I understand the arguments about the geographic challenge of building and servicing network for a country that is effectively 3,000 miles long but only 100 miles deep. That argument held more water during the build-out phase in the early days. Now that the network is complete, however, the argument for higher prices is looking pretty tired.

I guess we've gotten used to being screwed over in this country by the lack of choice. Only two airlines, one national fixed line phone company, one liquor store, and, seemingly, only one electable political party. The economic paternalism that built Canada seems to be stubbornly ingrained in the Canadian consumer. There has been painfully little backlash against the egregious pricing of mobile phone services in this country.

But things are changing fast.

Late last year, in an rare surge of competition, Shaw Communication's new upstart, Freedom Mobile, launched an assault on the entrenched incumbents with a cut-rate data package. Faced with the threat of market share erosion, Rogers, Bell and Telus, followed suit with their own cheap packages in the important Christmas selling season.

The result was a definitive crack in the formerly placid competitive landscape.
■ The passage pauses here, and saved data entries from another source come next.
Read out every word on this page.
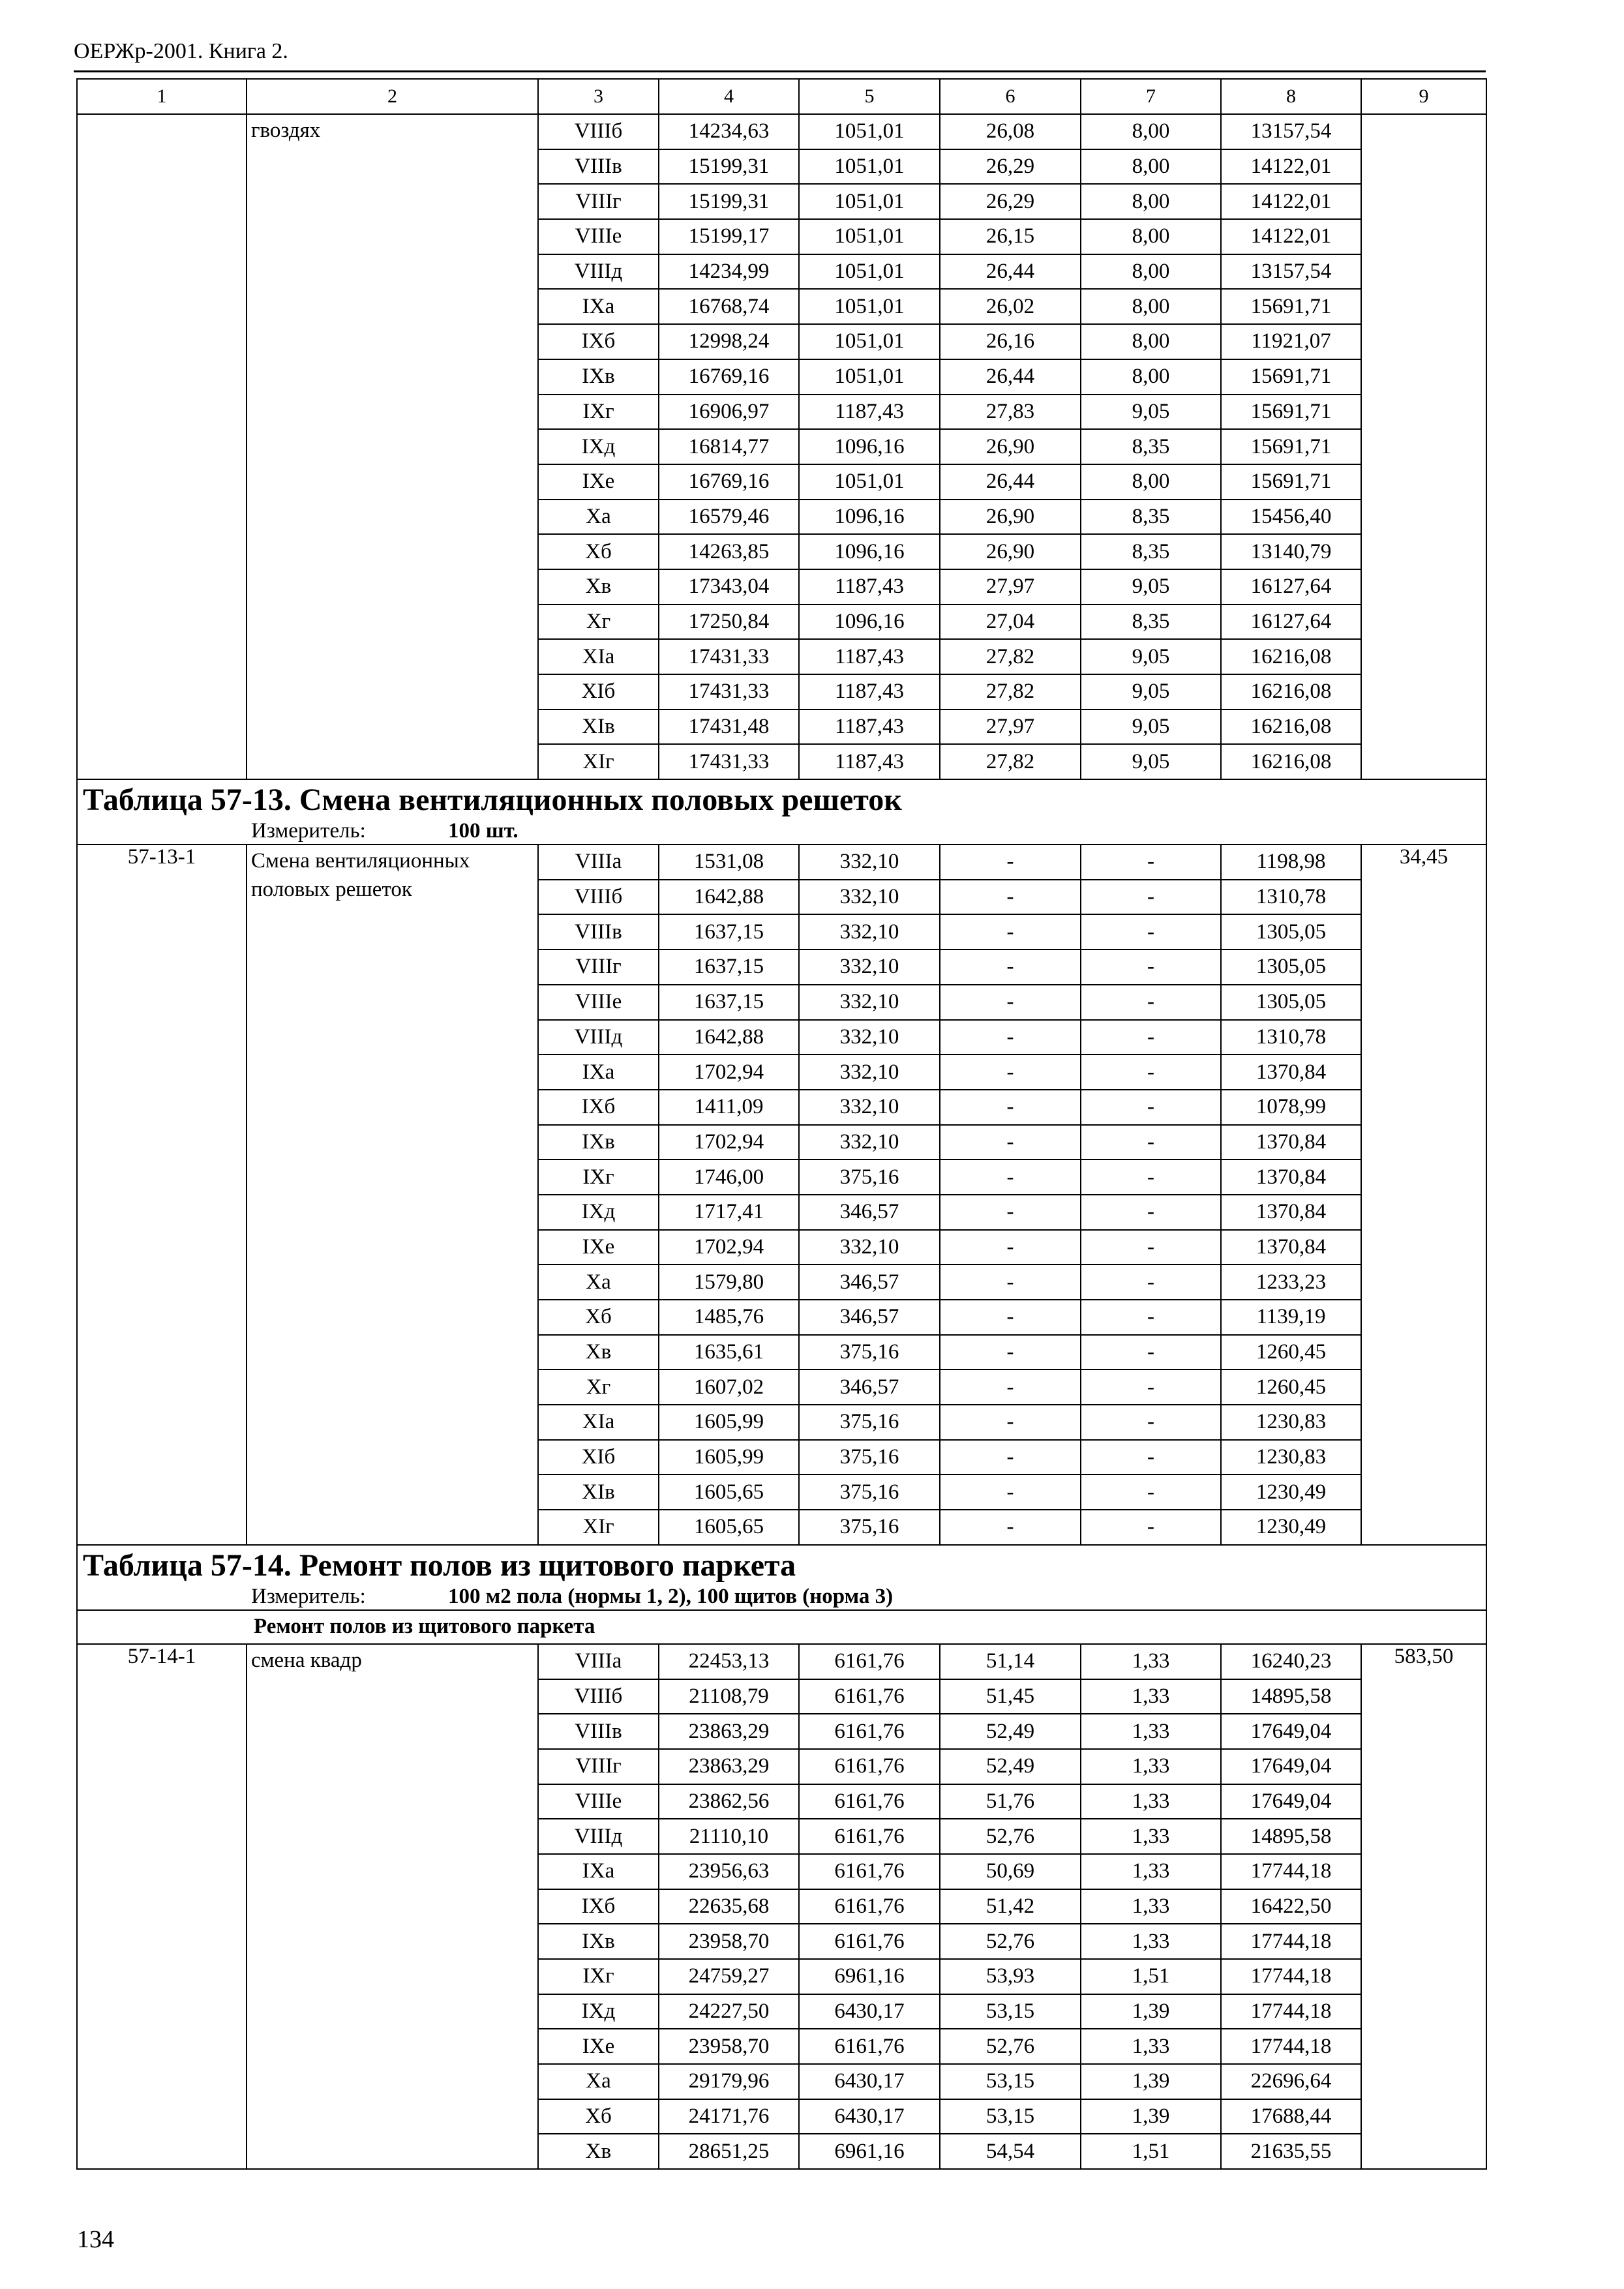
ОЕРЖр-2001. Книга 2.
1	2	3	4	5	6	7	8	9
	гвоздях	VIIIб	14234,63	1051,01	26,08	8,00	13157,54	
		VIIIв	15199,31	1051,01	26,29	8,00	14122,01	
		VIIIг	15199,31	1051,01	26,29	8,00	14122,01	
		VIIIе	15199,17	1051,01	26,15	8,00	14122,01	
		VIIIд	14234,99	1051,01	26,44	8,00	13157,54	
		IXа	16768,74	1051,01	26,02	8,00	15691,71	
		IXб	12998,24	1051,01	26,16	8,00	11921,07	
		IXв	16769,16	1051,01	26,44	8,00	15691,71	
		IXг	16906,97	1187,43	27,83	9,05	15691,71	
		IXд	16814,77	1096,16	26,90	8,35	15691,71	
		IXе	16769,16	1051,01	26,44	8,00	15691,71	
		Xа	16579,46	1096,16	26,90	8,35	15456,40	
		Xб	14263,85	1096,16	26,90	8,35	13140,79	
		Xв	17343,04	1187,43	27,97	9,05	16127,64	
		Xг	17250,84	1096,16	27,04	8,35	16127,64	
		XIа	17431,33	1187,43	27,82	9,05	16216,08	
		XIб	17431,33	1187,43	27,82	9,05	16216,08	
		XIв	17431,48	1187,43	27,97	9,05	16216,08	
		XIг	17431,33	1187,43	27,82	9,05	16216,08	

Таблица 57-13. Смена вентиляционных половых решеток
Измеритель: 100 шт.								

57-13-1	Смена вентиляционных половых решеток	VIIIа	1531,08	332,10	-	-	1198,98	34,45
		VIIIб	1642,88	332,10	-	-	1310,78	
		VIIIв	1637,15	332,10	-	-	1305,05	
		VIIIг	1637,15	332,10	-	-	1305,05	
		VIIIе	1637,15	332,10	-	-	1305,05	
		VIIIд	1642,88	332,10	-	-	1310,78	
		IXа	1702,94	332,10	-	-	1370,84	
		IXб	1411,09	332,10	-	-	1078,99	
		IXв	1702,94	332,10	-	-	1370,84	
		IXг	1746,00	375,16	-	-	1370,84	
		IXд	1717,41	346,57	-	-	1370,84	
		IXе	1702,94	332,10	-	-	1370,84	
		Xа	1579,80	346,57	-	-	1233,23	
		Xб	1485,76	346,57	-	-	1139,19	
		Xв	1635,61	375,16	-	-	1260,45	
		Xг	1607,02	346,57	-	-	1260,45	
		XIа	1605,99	375,16	-	-	1230,83	
		XIб	1605,99	375,16	-	-	1230,83	
		XIв	1605,65	375,16	-	-	1230,49	
		XIг	1605,65	375,16	-	-	1230,49	

Таблица 57-14. Ремонт полов из щитового паркета
Измеритель: 100 м2 пола (нормы 1, 2), 100 щитов (норма 3)								

Ремонт полов из щитового паркета								
57-14-1	смена квадр	VIIIа	22453,13	6161,76	51,14	1,33	16240,23	583,50
		VIIIб	21108,79	6161,76	51,45	1,33	14895,58	
		VIIIв	23863,29	6161,76	52,49	1,33	17649,04	
		VIIIг	23863,29	6161,76	52,49	1,33	17649,04	
		VIIIе	23862,56	6161,76	51,76	1,33	17649,04	
		VIIIд	21110,10	6161,76	52,76	1,33	14895,58	
		IXа	23956,63	6161,76	50,69	1,33	17744,18	
		IXб	22635,68	6161,76	51,42	1,33	16422,50	
		IXв	23958,70	6161,76	52,76	1,33	17744,18	
		IXг	24759,27	6961,16	53,93	1,51	17744,18	
		IXд	24227,50	6430,17	53,15	1,39	17744,18	
		IXе	23958,70	6161,76	52,76	1,33	17744,18	
		Xа	29179,96	6430,17	53,15	1,39	22696,64	
		Xб	24171,76	6430,17	53,15	1,39	17688,44	
		Xв	28651,25	6961,16	54,54	1,51	21635,55	
134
In the near term, the inferiority of the Freedom network will keep the dominant players' market share erosion to a minimum, but the Canadian phone companies may finally be heading south and taking their 47% profit margin with them. Price-based competition has finally arrived.
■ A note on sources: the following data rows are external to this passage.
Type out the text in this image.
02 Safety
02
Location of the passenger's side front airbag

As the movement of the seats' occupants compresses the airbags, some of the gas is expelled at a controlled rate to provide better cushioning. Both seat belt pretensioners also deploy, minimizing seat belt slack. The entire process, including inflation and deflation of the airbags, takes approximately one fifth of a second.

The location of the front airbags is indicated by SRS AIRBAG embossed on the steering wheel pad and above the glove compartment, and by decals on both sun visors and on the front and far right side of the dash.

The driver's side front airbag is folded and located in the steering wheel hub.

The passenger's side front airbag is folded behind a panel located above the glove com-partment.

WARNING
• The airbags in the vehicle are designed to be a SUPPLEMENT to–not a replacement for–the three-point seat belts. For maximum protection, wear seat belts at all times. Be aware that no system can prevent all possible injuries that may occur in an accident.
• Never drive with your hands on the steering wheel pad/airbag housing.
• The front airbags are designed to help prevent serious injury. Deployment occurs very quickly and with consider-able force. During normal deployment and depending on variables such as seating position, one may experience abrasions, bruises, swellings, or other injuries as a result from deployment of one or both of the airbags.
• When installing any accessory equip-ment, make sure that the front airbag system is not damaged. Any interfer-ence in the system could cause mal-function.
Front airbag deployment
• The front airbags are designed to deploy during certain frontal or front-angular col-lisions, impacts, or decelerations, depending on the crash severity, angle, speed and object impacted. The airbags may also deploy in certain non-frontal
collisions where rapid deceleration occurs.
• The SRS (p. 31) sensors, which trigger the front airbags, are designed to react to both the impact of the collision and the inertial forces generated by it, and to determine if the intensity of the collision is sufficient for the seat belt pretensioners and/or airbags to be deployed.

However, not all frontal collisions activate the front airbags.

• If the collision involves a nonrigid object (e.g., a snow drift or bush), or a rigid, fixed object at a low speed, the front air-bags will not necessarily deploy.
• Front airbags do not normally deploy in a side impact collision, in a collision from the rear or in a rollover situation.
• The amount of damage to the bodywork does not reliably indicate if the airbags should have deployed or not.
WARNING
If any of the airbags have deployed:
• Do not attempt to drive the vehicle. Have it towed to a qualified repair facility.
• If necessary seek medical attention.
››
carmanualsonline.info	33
Last year, one of the major factors in the chronic undershooting of the U.S. inflation rate was cell phone plan costs. Data package costs collapsed last spring in a major price war that broke out after the auction of expanded spectrum to new entrants. This chart demonstrates how swiftly the pricing structure of an oligopoly can collapse. As with any commodity, the last unit prices all the rest. Looks a bit like $100 oil in 2014-15 doesn't it?

U.S. CPI - Wireless Telephone Services

Shaw will keep investing in their network and I expect them to become even more competitive later this year now that they have the Apple product line. Shaw has deep pockets and a healthy affinity towards aggressive corporate expansion. I wish them nothing but success. They are the telecom equivalent of the U.S. shale producers who have disrupted the OPEC control of oil pricing.
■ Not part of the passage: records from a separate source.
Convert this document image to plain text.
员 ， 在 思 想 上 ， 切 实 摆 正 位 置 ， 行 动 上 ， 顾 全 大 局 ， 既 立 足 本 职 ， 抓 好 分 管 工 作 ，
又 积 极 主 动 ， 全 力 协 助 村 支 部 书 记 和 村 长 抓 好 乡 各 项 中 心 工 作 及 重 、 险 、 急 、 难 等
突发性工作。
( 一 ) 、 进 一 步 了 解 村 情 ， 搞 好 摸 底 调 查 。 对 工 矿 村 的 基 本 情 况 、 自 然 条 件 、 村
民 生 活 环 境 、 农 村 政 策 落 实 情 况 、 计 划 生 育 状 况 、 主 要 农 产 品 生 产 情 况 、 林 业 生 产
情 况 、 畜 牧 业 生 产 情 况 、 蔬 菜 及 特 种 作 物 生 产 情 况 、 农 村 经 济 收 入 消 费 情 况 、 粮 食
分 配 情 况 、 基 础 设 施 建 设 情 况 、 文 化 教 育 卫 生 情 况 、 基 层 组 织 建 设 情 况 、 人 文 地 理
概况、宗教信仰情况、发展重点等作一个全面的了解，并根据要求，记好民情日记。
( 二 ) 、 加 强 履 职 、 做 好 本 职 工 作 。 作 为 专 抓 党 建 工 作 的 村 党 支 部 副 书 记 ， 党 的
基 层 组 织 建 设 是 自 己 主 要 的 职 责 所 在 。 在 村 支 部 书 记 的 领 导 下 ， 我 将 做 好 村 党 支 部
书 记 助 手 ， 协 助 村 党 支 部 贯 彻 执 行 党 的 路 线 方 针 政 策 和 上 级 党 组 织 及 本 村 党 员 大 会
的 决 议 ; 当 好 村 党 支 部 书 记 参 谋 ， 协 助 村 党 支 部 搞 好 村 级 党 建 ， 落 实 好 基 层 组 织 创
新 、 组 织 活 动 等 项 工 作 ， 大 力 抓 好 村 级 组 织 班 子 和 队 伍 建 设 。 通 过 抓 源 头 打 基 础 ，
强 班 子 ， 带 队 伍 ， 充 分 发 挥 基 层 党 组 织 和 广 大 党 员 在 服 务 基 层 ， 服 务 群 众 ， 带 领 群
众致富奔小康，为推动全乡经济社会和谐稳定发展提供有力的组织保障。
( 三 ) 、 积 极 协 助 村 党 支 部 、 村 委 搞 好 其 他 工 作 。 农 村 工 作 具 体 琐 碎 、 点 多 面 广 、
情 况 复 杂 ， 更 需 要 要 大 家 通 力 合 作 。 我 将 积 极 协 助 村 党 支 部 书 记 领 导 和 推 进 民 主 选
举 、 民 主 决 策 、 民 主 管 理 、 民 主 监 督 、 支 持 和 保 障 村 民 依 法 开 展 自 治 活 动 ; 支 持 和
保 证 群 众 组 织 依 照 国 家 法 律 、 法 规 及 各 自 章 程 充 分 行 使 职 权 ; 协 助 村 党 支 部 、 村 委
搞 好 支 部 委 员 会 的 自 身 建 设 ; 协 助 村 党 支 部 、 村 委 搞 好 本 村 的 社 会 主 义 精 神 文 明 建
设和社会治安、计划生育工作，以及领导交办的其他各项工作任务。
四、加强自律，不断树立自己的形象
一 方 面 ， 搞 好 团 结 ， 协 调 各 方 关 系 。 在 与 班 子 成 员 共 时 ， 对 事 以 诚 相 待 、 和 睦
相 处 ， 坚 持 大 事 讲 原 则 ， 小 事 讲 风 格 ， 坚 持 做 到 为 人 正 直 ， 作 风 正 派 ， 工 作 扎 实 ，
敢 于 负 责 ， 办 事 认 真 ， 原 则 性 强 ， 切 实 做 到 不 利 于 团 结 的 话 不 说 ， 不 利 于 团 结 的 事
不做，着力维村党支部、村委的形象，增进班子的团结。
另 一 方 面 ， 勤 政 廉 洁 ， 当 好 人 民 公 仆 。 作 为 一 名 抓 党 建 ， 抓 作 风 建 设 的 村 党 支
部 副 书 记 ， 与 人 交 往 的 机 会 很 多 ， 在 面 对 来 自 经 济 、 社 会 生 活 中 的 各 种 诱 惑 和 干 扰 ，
Many analysts are dismissive, arguing that Shaw will be an orderly competitor and join the oligopoly.

A quick reading of Game Theory** economics says differently. One of these 'prisoners' will confess and the rest will eventually capitulate.

The big three cable stocks suffered dramatic underperformance in the last couple of months and have yet to recover. This abrupt break has coincided with a growing aversion to the expensive low-volatility, dividend-rich segment of the market. Rising rates (read last week's blog) will only be a further depressant to this former leadership group.

I am now looking at the short side of the telecom group. Given the downside risks that now threaten mobile pricing, I would 'cell' any rally.

* http://www.michaelgeist.ca/2014/03/wireless-pricing/

** https://www.tutor2u.net/economics/reference/oligopoly-game-theory

Risk Model: 3/5 - Risk On

A last minute rally in the VIX today and an elevated RSI for the XIU of over 70 keeps the model at a relatively tame reading. The U.S. market is terribly overbought with an RSI approaching 90 and the S&P 500 more than 12% above the 200 dma. Canadian stocks are, as usual, more subdued given the lack of an equivalent to the U.S. tax cut, NAFTA threats, and relative weakness in CWS (Canadian) oil prices.

The melt-up scenario is following the script as the U.S. market continues to focus on bullish sentiment and the positive estimate revision momentum, all the while ignoring extraneous factors like Trump's comments on Haiti and fake news missile warnings. As it should be.